Texas Remains A Leader In Wind Energy
People in North Texas experienced their second White Christmas in recent years last month. The strong winter front brought more with it than just cold and snow. It also brought enough wind to help the state set another record for wind-powered electricity. At one point 8,638 MW of electricity was being produced by wind turbines and fed into the state’s electricity grid. This is enough electricity to power 4.3 million homes during average demand period. The output eclipsed the previous state record set just the month prior.
No other state in the union even comes close to matching the wind energy capacity of Texas. In fact, when compared with other countries Texas would be among the top wind energy producers in the world.
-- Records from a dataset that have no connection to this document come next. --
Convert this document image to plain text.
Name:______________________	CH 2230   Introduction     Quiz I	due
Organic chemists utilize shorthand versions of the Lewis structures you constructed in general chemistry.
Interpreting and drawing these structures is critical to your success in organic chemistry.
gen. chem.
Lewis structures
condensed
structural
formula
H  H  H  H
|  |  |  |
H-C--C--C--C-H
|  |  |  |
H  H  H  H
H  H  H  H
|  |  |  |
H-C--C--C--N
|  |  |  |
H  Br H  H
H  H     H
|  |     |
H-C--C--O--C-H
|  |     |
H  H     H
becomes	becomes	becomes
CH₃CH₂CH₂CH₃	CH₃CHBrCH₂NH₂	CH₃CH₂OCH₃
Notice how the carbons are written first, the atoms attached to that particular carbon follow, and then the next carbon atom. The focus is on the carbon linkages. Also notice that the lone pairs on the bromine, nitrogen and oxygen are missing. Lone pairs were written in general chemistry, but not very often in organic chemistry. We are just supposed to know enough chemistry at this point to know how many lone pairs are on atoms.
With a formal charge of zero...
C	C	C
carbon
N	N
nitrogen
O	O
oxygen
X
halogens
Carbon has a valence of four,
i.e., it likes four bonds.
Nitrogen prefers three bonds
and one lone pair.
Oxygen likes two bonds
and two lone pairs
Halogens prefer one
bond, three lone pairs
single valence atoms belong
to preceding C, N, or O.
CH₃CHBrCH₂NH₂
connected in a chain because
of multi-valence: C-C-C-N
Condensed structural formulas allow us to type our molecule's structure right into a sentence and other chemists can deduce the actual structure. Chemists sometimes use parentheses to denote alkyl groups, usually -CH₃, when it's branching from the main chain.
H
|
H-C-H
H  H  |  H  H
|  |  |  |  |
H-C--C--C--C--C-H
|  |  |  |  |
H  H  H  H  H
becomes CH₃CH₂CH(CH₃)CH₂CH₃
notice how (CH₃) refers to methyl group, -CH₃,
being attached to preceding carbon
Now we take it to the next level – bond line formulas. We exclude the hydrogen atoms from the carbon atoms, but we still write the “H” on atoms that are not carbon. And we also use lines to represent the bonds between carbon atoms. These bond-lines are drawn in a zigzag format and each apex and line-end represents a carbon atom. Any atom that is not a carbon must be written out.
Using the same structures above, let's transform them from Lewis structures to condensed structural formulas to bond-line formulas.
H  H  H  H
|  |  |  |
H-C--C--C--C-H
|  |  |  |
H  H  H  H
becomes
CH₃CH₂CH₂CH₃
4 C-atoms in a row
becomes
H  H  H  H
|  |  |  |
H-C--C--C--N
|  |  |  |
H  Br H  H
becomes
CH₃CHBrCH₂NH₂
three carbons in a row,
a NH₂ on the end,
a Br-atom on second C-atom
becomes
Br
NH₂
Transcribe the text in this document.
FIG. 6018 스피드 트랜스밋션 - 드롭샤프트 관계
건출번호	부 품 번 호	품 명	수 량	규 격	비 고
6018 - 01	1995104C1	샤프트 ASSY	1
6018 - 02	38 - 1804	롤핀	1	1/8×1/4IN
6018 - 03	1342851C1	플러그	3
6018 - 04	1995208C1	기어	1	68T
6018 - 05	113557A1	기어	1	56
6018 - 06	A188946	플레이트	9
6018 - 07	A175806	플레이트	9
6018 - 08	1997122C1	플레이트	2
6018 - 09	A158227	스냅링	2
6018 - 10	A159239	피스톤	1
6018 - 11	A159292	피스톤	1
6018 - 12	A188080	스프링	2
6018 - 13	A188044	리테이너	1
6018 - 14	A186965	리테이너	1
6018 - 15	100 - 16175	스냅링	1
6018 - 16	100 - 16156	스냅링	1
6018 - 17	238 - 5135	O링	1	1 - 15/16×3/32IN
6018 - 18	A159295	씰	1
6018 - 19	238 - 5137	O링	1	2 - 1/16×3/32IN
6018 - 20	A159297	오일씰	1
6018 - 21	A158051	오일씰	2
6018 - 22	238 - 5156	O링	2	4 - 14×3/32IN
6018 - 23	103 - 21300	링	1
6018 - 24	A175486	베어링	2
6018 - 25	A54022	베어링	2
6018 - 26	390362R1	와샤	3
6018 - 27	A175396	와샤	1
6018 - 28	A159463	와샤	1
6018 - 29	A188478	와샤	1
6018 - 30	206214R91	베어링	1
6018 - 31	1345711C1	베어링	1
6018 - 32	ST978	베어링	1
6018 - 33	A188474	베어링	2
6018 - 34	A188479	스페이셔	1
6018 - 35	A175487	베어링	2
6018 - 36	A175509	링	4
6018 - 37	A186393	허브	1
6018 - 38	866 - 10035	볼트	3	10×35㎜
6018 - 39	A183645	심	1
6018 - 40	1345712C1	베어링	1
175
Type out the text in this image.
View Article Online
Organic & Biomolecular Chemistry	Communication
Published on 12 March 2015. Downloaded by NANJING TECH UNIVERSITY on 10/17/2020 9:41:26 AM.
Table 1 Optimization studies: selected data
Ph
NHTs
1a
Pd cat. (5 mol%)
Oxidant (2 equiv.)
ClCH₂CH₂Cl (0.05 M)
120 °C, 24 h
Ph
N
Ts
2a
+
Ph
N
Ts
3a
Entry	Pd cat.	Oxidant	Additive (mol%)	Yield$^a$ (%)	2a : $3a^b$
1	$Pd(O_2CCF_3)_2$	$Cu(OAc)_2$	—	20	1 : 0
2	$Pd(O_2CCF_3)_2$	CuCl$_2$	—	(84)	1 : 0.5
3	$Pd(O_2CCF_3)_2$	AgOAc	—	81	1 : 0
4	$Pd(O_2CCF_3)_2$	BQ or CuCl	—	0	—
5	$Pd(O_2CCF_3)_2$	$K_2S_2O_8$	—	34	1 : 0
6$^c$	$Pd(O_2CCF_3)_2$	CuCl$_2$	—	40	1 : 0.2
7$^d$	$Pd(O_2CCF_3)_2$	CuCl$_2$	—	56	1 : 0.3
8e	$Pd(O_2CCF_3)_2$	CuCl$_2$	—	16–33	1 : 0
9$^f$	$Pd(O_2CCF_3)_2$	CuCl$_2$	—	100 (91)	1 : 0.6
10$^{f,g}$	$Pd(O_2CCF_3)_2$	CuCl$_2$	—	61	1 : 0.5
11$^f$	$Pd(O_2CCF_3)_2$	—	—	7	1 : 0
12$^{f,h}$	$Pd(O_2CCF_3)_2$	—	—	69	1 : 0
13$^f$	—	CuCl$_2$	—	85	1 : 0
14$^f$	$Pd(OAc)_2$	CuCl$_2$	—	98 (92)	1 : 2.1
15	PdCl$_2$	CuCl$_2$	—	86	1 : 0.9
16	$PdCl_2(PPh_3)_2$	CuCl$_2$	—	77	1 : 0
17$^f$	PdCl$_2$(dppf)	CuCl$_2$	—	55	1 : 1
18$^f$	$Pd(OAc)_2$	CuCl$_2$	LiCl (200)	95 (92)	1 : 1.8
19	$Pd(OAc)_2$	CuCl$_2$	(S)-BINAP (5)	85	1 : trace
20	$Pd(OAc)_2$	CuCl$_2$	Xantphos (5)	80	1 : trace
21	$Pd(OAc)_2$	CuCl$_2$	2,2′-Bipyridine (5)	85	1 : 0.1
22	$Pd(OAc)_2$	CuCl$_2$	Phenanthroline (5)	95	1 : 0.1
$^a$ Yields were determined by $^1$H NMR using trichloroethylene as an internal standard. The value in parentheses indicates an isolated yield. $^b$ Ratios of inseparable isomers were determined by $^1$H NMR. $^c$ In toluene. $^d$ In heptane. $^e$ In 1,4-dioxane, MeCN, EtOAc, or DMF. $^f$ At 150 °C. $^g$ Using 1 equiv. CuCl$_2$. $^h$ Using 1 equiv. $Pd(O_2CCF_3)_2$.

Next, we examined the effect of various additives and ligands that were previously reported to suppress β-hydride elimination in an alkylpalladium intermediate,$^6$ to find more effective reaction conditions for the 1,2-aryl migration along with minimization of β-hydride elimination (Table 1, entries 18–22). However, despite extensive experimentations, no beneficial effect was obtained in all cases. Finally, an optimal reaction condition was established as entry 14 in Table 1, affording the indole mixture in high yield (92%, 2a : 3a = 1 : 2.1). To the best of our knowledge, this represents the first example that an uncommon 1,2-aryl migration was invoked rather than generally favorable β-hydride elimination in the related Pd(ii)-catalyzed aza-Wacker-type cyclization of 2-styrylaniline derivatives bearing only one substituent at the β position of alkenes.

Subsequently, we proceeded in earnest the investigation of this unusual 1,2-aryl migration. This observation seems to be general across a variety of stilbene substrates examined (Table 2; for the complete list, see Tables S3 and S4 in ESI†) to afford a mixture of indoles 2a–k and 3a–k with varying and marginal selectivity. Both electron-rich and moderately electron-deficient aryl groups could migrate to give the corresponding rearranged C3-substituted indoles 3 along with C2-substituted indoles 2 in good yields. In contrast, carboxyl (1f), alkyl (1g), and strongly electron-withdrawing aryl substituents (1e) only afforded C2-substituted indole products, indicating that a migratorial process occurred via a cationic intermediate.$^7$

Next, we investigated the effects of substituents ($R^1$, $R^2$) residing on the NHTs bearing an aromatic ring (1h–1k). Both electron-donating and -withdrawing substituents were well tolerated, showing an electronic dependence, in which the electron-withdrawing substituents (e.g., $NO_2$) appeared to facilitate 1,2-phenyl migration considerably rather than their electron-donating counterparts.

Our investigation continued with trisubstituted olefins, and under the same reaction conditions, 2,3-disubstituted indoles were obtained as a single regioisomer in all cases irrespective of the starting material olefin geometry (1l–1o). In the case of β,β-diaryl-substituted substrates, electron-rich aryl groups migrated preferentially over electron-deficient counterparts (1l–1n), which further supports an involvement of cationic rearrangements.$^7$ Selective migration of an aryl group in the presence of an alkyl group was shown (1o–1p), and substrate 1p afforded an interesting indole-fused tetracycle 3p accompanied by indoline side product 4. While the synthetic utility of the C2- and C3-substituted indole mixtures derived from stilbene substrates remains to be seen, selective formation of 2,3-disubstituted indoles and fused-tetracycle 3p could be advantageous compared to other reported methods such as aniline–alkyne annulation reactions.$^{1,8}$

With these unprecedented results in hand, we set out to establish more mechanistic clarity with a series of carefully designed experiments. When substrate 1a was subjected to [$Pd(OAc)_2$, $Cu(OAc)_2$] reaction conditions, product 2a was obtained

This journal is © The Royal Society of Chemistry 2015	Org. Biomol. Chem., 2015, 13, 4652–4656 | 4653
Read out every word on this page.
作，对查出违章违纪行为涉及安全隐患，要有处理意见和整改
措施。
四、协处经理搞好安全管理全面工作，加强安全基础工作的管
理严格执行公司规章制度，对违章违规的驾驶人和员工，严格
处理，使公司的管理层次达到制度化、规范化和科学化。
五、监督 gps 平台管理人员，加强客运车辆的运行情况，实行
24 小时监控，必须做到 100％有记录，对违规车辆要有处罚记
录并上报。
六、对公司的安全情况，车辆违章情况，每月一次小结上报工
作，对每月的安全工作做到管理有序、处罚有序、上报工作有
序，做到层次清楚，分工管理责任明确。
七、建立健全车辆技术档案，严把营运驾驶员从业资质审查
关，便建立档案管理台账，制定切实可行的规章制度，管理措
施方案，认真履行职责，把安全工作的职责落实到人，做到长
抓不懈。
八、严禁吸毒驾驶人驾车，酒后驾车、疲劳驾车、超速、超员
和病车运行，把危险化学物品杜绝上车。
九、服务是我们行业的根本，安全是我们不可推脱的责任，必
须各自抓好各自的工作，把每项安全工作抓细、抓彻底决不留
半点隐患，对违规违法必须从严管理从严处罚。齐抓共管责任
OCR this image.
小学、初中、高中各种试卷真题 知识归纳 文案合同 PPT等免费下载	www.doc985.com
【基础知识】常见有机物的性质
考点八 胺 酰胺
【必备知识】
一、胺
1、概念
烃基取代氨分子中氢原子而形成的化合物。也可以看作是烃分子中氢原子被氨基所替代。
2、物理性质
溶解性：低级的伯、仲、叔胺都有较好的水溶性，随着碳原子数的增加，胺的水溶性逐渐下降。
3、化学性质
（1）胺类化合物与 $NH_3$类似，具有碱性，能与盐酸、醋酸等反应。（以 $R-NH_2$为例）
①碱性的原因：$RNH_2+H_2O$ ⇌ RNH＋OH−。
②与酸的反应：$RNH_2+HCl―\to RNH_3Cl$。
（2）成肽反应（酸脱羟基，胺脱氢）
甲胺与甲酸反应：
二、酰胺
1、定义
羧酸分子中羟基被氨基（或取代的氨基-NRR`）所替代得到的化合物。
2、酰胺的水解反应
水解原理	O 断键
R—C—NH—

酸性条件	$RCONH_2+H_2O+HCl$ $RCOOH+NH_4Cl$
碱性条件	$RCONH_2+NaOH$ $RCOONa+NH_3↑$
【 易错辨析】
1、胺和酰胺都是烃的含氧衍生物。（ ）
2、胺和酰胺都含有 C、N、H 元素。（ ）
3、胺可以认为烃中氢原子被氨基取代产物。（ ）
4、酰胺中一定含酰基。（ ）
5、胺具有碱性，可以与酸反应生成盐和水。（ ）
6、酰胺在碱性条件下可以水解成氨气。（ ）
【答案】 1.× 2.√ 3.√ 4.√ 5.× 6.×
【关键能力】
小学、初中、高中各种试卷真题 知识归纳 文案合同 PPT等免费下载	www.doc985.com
There are a number of factors that have gone into the success of the Texas wind energy sector. For one thing the expansive geography of west Texas seems tailor-made for wind farming. The deregulated Texas electricity market creates a great incentive for energy producers to invest in wind turbines. This is especially true when you factor in the generous subsidies that have been long offered by the federal government to encourage investment in wind energy. The federal government has spent billions of dollars through the years paying energy companies for every kilowatt sold to electricity grids.
2012 was a particularly busy year for construction of wind energy project across the country. This was because, after decades in existence, the federal subsidies were due to expire at the end of 2012. Any project that began producing electricity before the clock struck midnight on December 31st was eligible to receive the tax subsidy for the next several years. Understandably, there was a mad dash to beat the clock.
It was widely feared that congress would fail to extend the tax credits any further in light of the "fiscal cliff" drama going on in Washington. However, a last minute one-year extension was included in the fiscal cliff package passed by congress.
Expect the Texas wind energy sector to continue to make up a larger and larger portion of the states' electricity portfolio in the years to come.